Although designer Cristian Zuzunaga is originally from Barcelona, for over 10 years he’s lived in London, where he studied typography and graphic design at the London College of Communication. He then did an MA at the Royal College of Art, graduating in 2007.
His geometric designs are inspired by ultra-modern buildings in cities like London, New York and Shanghai. They reflect the aesthetic of cutting-edge architecture in world-famous cities today. In conjunction with the impressive way Zuzunaga marries graphic design with typographic and silk-screenprinting techniques to create patterns flooded with vibrant colour, his designs have earned him international recognition in the fields of industrial design and art.
In recent years, Zuzunaga’s work has really grabbed people’s attention because of its unusual use of colour and the way its pixellated patterns have found their way on to a wide variety of textiles – fabrics, rugs and cushions. Appropriately, since he has such a personal signature style, the designer has chosen his surname as his company name. Impressively, his main clients include such prestigious companies as Kvadrat, Ligne Roset, Nanimarquina, Christophe Delcourt and the Tate Gallery.
Interiors from Spain approached the designer to quiz him in more depth about his work and career.
Interiors From Spain: Your work is known for its use of colour and experimentation with pixellated patterns. Do you plan to continue working in this vein or to take a new direction?

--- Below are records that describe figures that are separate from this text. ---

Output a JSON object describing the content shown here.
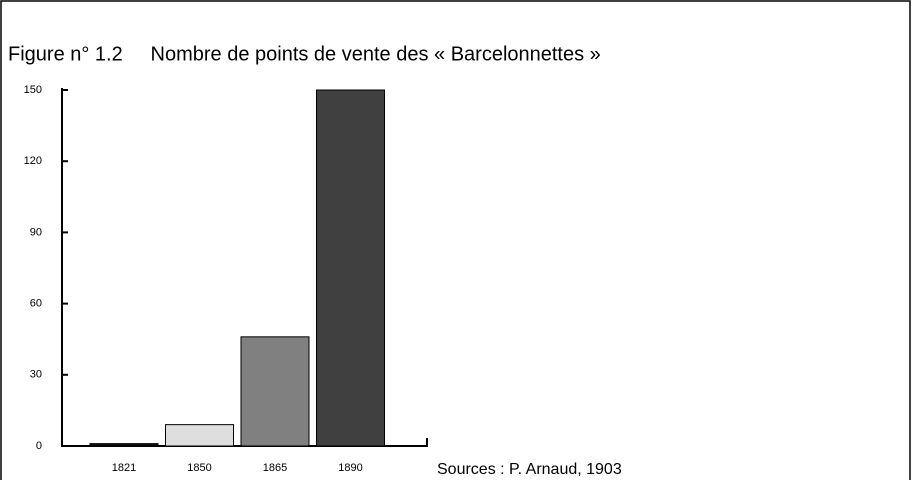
{
  "chart_data": {
    "type": "bar",
    "title": "Figure n° 1.2     Nombre de points de vente des « Barcelonnettes »",
    "annotation": "Sources : P. Arnaud, 1903",
    "categories": [
      "1821",
      "1850",
      "1865",
      "1890"
    ],
    "values": [
      1,
      9,
      46,
      150
    ],
    "colors": [
      "#111111",
      "#dedede",
      "#808080",
      "#404040"
    ],
    "ylim": [
      0,
      150
    ],
    "yticks": [
      0,
      30,
      60,
      90,
      120,
      150
    ],
    "grid": false
  }
}
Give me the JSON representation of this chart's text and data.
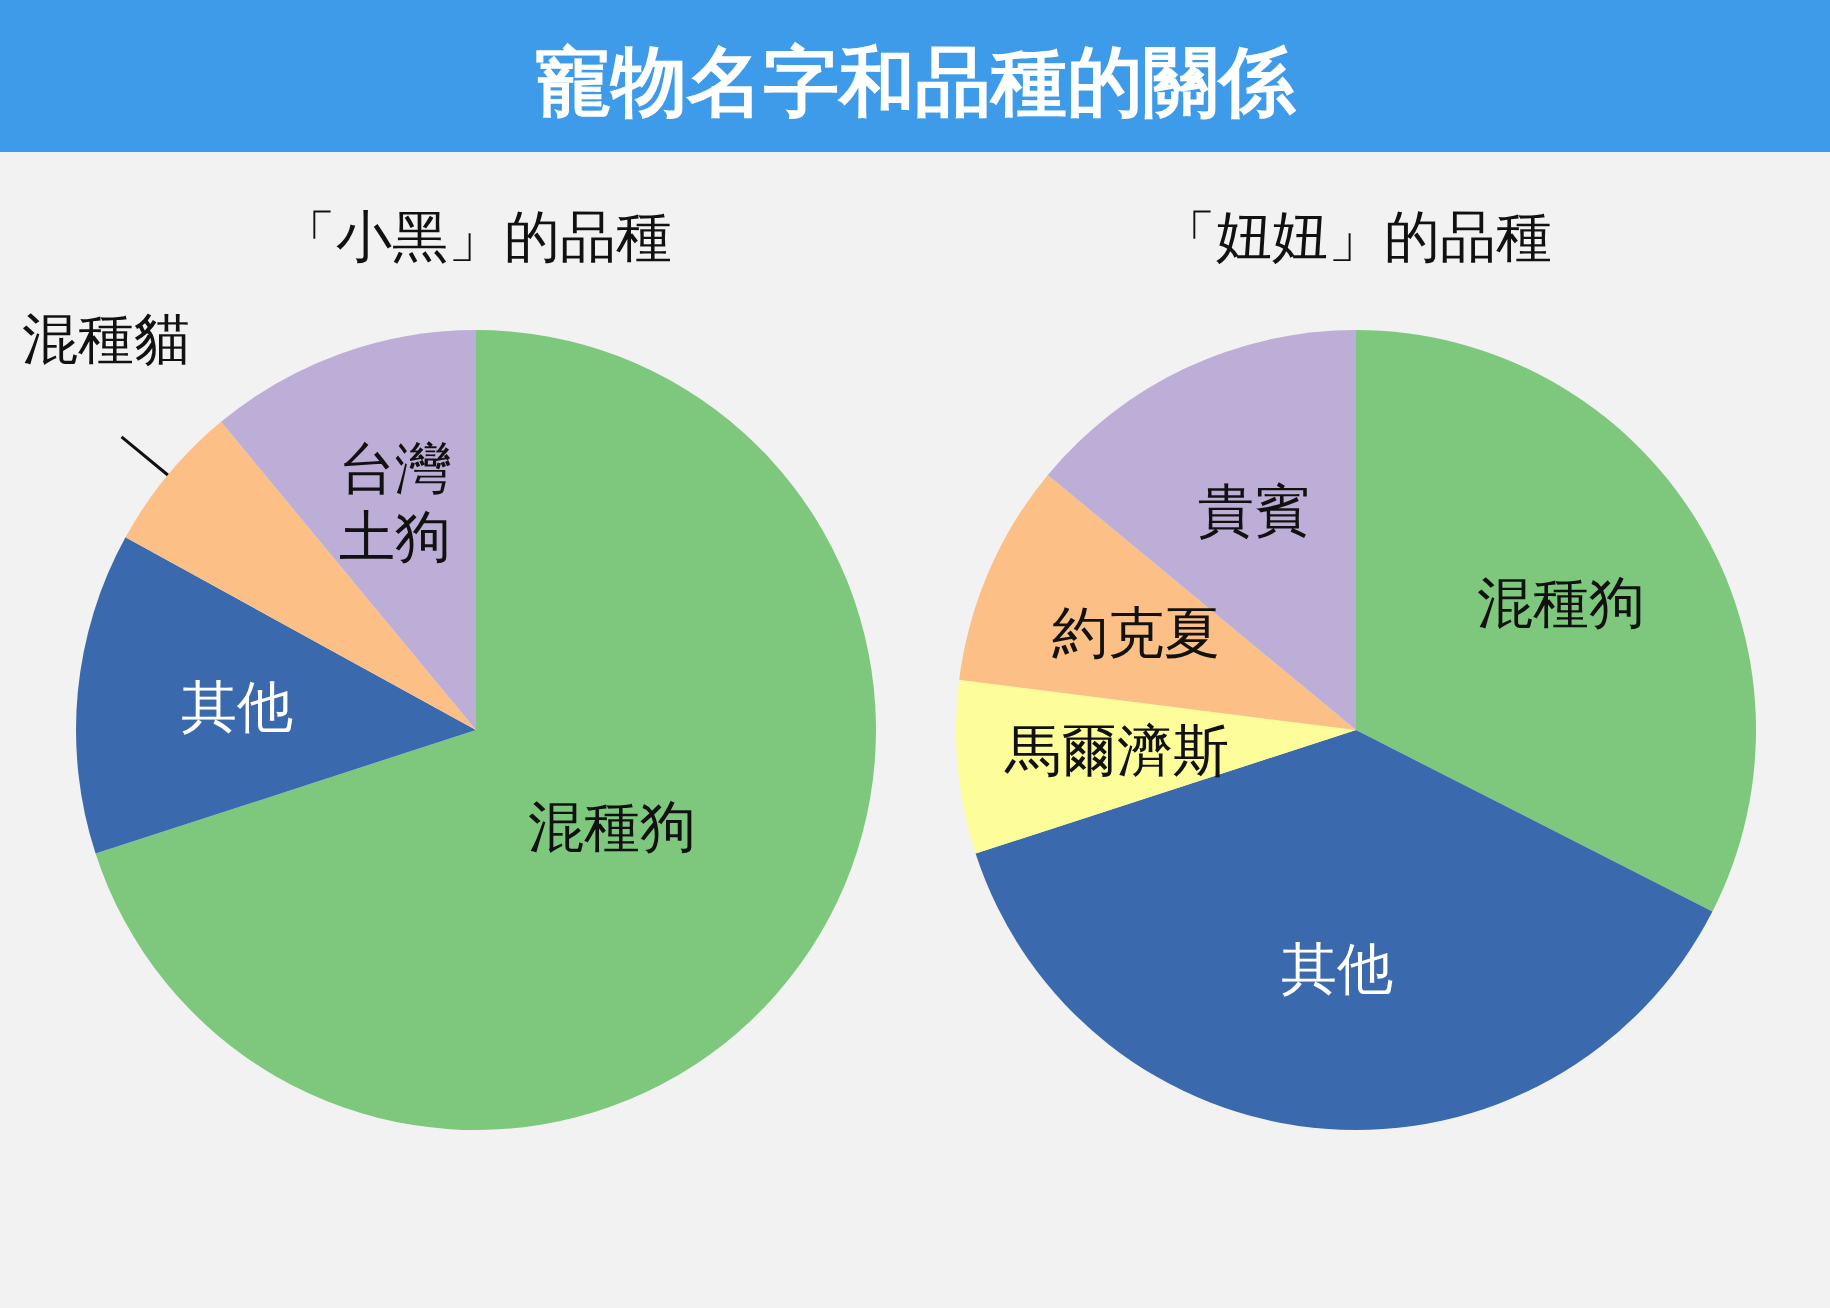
{
  "chart_data": [
    {
      "type": "pie",
      "title": "寵物名字和品種的關係",
      "subtitle": "「小黑」的品種",
      "categories": [
        "混種狗",
        "其他",
        "混種貓",
        "台灣土狗"
      ],
      "values": [
        70,
        13,
        6,
        11
      ],
      "colors": [
        "#7dc87d",
        "#3a6aad",
        "#fcbf85",
        "#bcaed6"
      ],
      "legend": false
    },
    {
      "type": "pie",
      "subtitle": "「妞妞」的品種",
      "categories": [
        "混種狗",
        "其他",
        "馬爾濟斯",
        "約克夏",
        "貴賓"
      ],
      "values": [
        32.5,
        37.5,
        7,
        9,
        14
      ],
      "colors": [
        "#7dc87d",
        "#3a6aad",
        "#fdfd99",
        "#fcbf85",
        "#bcaed6"
      ],
      "legend": false
    }
  ]
}
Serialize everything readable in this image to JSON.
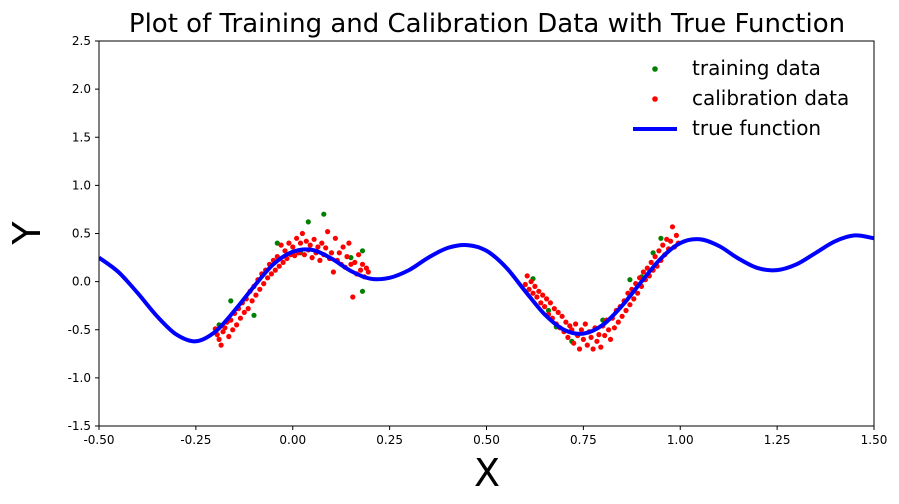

Cristian Zuzunaga: A series of concepts and ideas I was interested in led me to start designing with squares, then pixels. But you can easily be pigeonholed and typecast. But while you can feel trapped by being known for a certain style, this also provides an escape route. In order to preserve the essence of what you’re about as a designer, you need to be on the ball, have your finger on the pulse, be constantly aware of all the changes happening around you. Working with the pixel as a motif is an important part of my development as a designer and person. As you go along, you find new creative avenues, depending on the concepts you’re experimenting with and the uses you’re putting your designs to. I think the collection of curtains I designed for Kvadrat is a good illustration of the unexpected directions I can take my work in.
I began designing with pixels after a trip to Shanghai where I realised that the pixel is the chief icon of our age. It affects the very way we work and see the world – it’s ubiquitous. My work using pixels has evolved naturally and has allowed me to develop concepts and ideas which had been bubbling under in my subconscious for years.
The pixel for me is a medium which allows me to explore our relationship with our environment, either via textiles or objects. What’s important for me is to continue exploring the world via this tiny unit which nevertheless lends itself to the digital construction of images and virtual environments. For me, the pixel is a metaphor, a platform which allows me to explore, visualise, perceive and feel things.
IFS: You’ve collaborated with top-ranking brands like Moroso, Ligne Roset and Kvadrat, for whom you’ve created textiles. Do you like designing textiles best?
CZ: Yes: in contrast to paper, textiles allow you to work in a totally unique way with volume, form, time, movement, colour and perception.
IFS: From the perspective of someone living in London, what’s your view of Spanish design and the phenomenon of new generations of young Spanish designers who’ve been educated abroad? What repercussions do you think this will have in the design industry?
CZ: It seems interesting to me, especially when you see that we Spanish and the British have more things in common than we think, and this is reflected in our work. In Spain, there’s a lot of potential in design but some things need to change there. In cities like London and New York, more short-term opportunities crop up for artists and designers to grow. But other countries nurture young students and promote them in the longer term so that in the future they enrich the culture of their native countries. So I do get the urge. get excited about going back to Spain [. In my case, I’ve been living abroad for 15 years and I still dream of going home but I don’t see when I can…
IFS: What do you think are the defining characteristics of good design?
CZ: It must be practical, have a warmth and potential to become a design classic of the future. Yet I’m also interested in products which mirror the present.
IFS: What projects – collaborations and installations - do you have lined up for the future?
CZ: We’ve just opened an e-commerce site, which I think is the most coherent project I’ve ever done. Most people who buy my products haven’t touched them, they’ve only seen them in magazines or on the internet and in blogs. So when we sell pieces, we effectively convert digital images into material objects – as if by alchemy: we convert them from the virtual to the real. We don’t know if people are aware of this but me and my design team always feel proud and happy when those who buy our products transform our dreams into reality.